More than 90 percent of the data that exists was produced in the last two years, and we’re generating 2.5 quintillion more bytes every day. The Data Revolution is here, regardless of how prepared you are. And this revolution, like those that came before it, is not simply advancing our economic and social progress, but outmoding ways of business and understanding on a global scale.
You can’t let fears of governance issues or the mess of massive datasets dissuade you from tackling your data. It isn’t just changing our business capabilities, governments, and technology, it’s changing the way we inhabit, consider, and impact the world. In order to consider the potential impacts of this revolution, let’s take a quick history lesson about the previous economic revolutions
The Industrial Revolution and the Machine Age
The Industrial Revolution (1760-1840) centered around the automation of farming practices, the invention of the sewing machine, and improved food preservation systems. Coupled with improved transportation systems driven by steamships and railways, consumer goods and food no longer needed to be locally produced or an extreme luxury.
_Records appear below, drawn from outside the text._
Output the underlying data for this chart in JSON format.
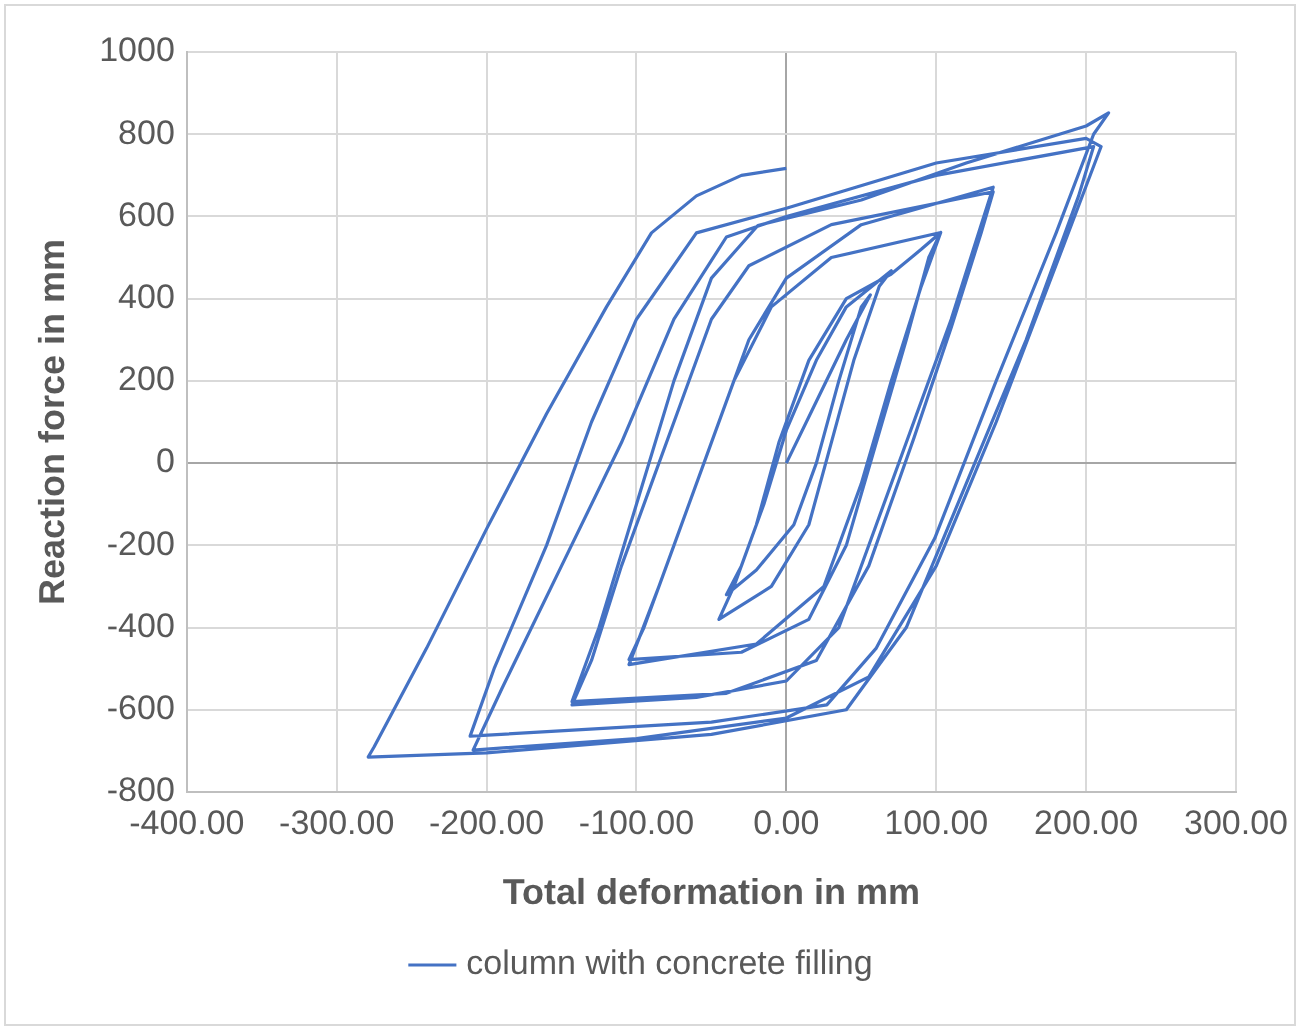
{
  "chart_data": {
    "type": "line",
    "xlabel": "Total deformation in mm",
    "ylabel": "Reaction force in mm",
    "xlim": [
      -400,
      300
    ],
    "ylim": [
      -800,
      1000
    ],
    "xticks": [
      {
        "value": -400,
        "label": "-400.00"
      },
      {
        "value": -300,
        "label": "-300.00"
      },
      {
        "value": -200,
        "label": "-200.00"
      },
      {
        "value": -100,
        "label": "-100.00"
      },
      {
        "value": 0,
        "label": "0.00"
      },
      {
        "value": 100,
        "label": "100.00"
      },
      {
        "value": 200,
        "label": "200.00"
      },
      {
        "value": 300,
        "label": "300.00"
      }
    ],
    "yticks": [
      -800,
      -600,
      -400,
      -200,
      0,
      200,
      400,
      600,
      800,
      1000
    ],
    "grid": true,
    "legend": "bottom",
    "marker": "none",
    "line_style": "solid",
    "series": [
      {
        "name": "column with concrete filling",
        "color": "#4472c4",
        "x": [
          0,
          20,
          40,
          56,
          50,
          35,
          20,
          5,
          -20,
          -40,
          -30,
          -15,
          0,
          20,
          40,
          70,
          62,
          45,
          30,
          15,
          -10,
          -45,
          -35,
          -20,
          -5,
          15,
          40,
          70,
          90,
          103,
          95,
          80,
          60,
          40,
          15,
          -30,
          -105,
          -95,
          -75,
          -55,
          -35,
          -10,
          30,
          103,
          90,
          70,
          50,
          25,
          -20,
          -105,
          -85,
          -65,
          -45,
          -25,
          0,
          50,
          138,
          130,
          110,
          85,
          60,
          35,
          0,
          -60,
          -143,
          -130,
          -110,
          -90,
          -70,
          -50,
          -25,
          30,
          138,
          130,
          110,
          85,
          55,
          20,
          -40,
          -143,
          -125,
          -100,
          -75,
          -50,
          -19,
          50,
          120,
          200,
          215,
          205,
          180,
          140,
          99,
          60,
          27,
          -50,
          -211,
          -195,
          -160,
          -130,
          -100,
          -60,
          0,
          100,
          200,
          210,
          185,
          140,
          100,
          55,
          0,
          -100,
          -209,
          -190,
          -150,
          -110,
          -75,
          -40,
          0,
          100,
          205,
          195,
          160,
          120,
          80,
          40,
          -50,
          -200,
          -279,
          -275,
          -240,
          -200,
          -160,
          -120,
          -90,
          -60,
          -30,
          0
        ],
        "values": [
          0,
          150,
          300,
          409,
          380,
          200,
          0,
          -150,
          -260,
          -320,
          -250,
          -100,
          80,
          250,
          380,
          468,
          430,
          250,
          50,
          -150,
          -300,
          -380,
          -300,
          -150,
          50,
          250,
          400,
          460,
          520,
          561,
          500,
          300,
          50,
          -200,
          -380,
          -460,
          -478,
          -400,
          -200,
          0,
          200,
          380,
          500,
          561,
          430,
          200,
          -50,
          -300,
          -440,
          -490,
          -300,
          -100,
          100,
          300,
          450,
          580,
          671,
          580,
          350,
          100,
          -150,
          -400,
          -530,
          -570,
          -588,
          -480,
          -250,
          -50,
          150,
          350,
          480,
          580,
          660,
          560,
          330,
          60,
          -250,
          -480,
          -560,
          -580,
          -400,
          -100,
          200,
          450,
          578,
          640,
          730,
          820,
          852,
          800,
          560,
          200,
          -183,
          -450,
          -588,
          -630,
          -664,
          -500,
          -200,
          100,
          350,
          560,
          620,
          730,
          790,
          770,
          530,
          100,
          -250,
          -520,
          -620,
          -670,
          -698,
          -550,
          -250,
          50,
          350,
          550,
          600,
          700,
          770,
          650,
          300,
          -50,
          -400,
          -600,
          -660,
          -705,
          -715,
          -690,
          -450,
          -160,
          120,
          380,
          560,
          650,
          700,
          717
        ]
      }
    ]
  }
}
Electricity and the assembly line powered the Machine Age (1880-1945). Almost overnight, the creation of overcapacity was possible. Excess was no longer relegated to the elite. Data leaders face a similar problem now, with more data than they can download, let alone wrap their heads around.
One key takeaway from these revolutions is that progress always outpaces questions of ethics and human need. The economist Michael C. Jensen explains that, while these revolutions increased aggregate welfare, “the large costs associated with the obsolescence of human and physical capital [generate] substantial hardship, misunderstanding, and bitterness.” Whenever jobs and skill sets are threatened,—whether by a sewing machine or AI—there is a lot of fear and potential for harm.
The Digital Revolution
The Digital Revolution (1960-1990s) brought us from the hardware world into the realm of software and instantaneous communication. We developed renewable energy systems and brought computing from the purview of governments and universities into our homes and pockets.
The Digital Revolution has become enjambed with the subsequent Data Revolution, which creates more responsibilities than anything else. While we look forward and aspire to leverage the magic of data, we must also cement the ideals and goals of the previous revolution that we want to keep. As Moore’s Law becomes unsustainable, how can we improve semiconductors, or what must be revolutionized to create further computing advances? What political and organizational changes need to occur to make green energy a viable alternative? What about the Internet do we need to safeguard, and what must we destroy to apotheosize the platform?
The Data Revolution
The fourth Industrial Revolution is only just picking up speed. We have more information than we can handle, and all the challenges that come with our bounty. Just as railroads, refrigeration, electricity, and semiconductors disrupted human productivity and business models in past revolutions, now the neural nets and deep learning models of the Data Revolution (2000s - Present) are faster and smarter than we can ever be. Data is changing the ways that we eat, sleep, date, work, and conceive of ourselves. And just as in past, ethical concerns and fear are bedfellows with vast potential gains and visionary creations. With this advancement has come concerns about over-connectivity and decreasing attention spans.
This is not the first revolution, and it won’t be the last. And while we may be more self-aware than we were in the past, each revolution has been conscious of itself, while remaining unequipped to dream big enough. In the early years of computing, IBM President Thomas Watson said that he thought “there [was] a world market for maybe five computers.” We are more self-aware of the consequences of the Data Revolution, but we need to act—as individuals and organizations—to build the future we want to see.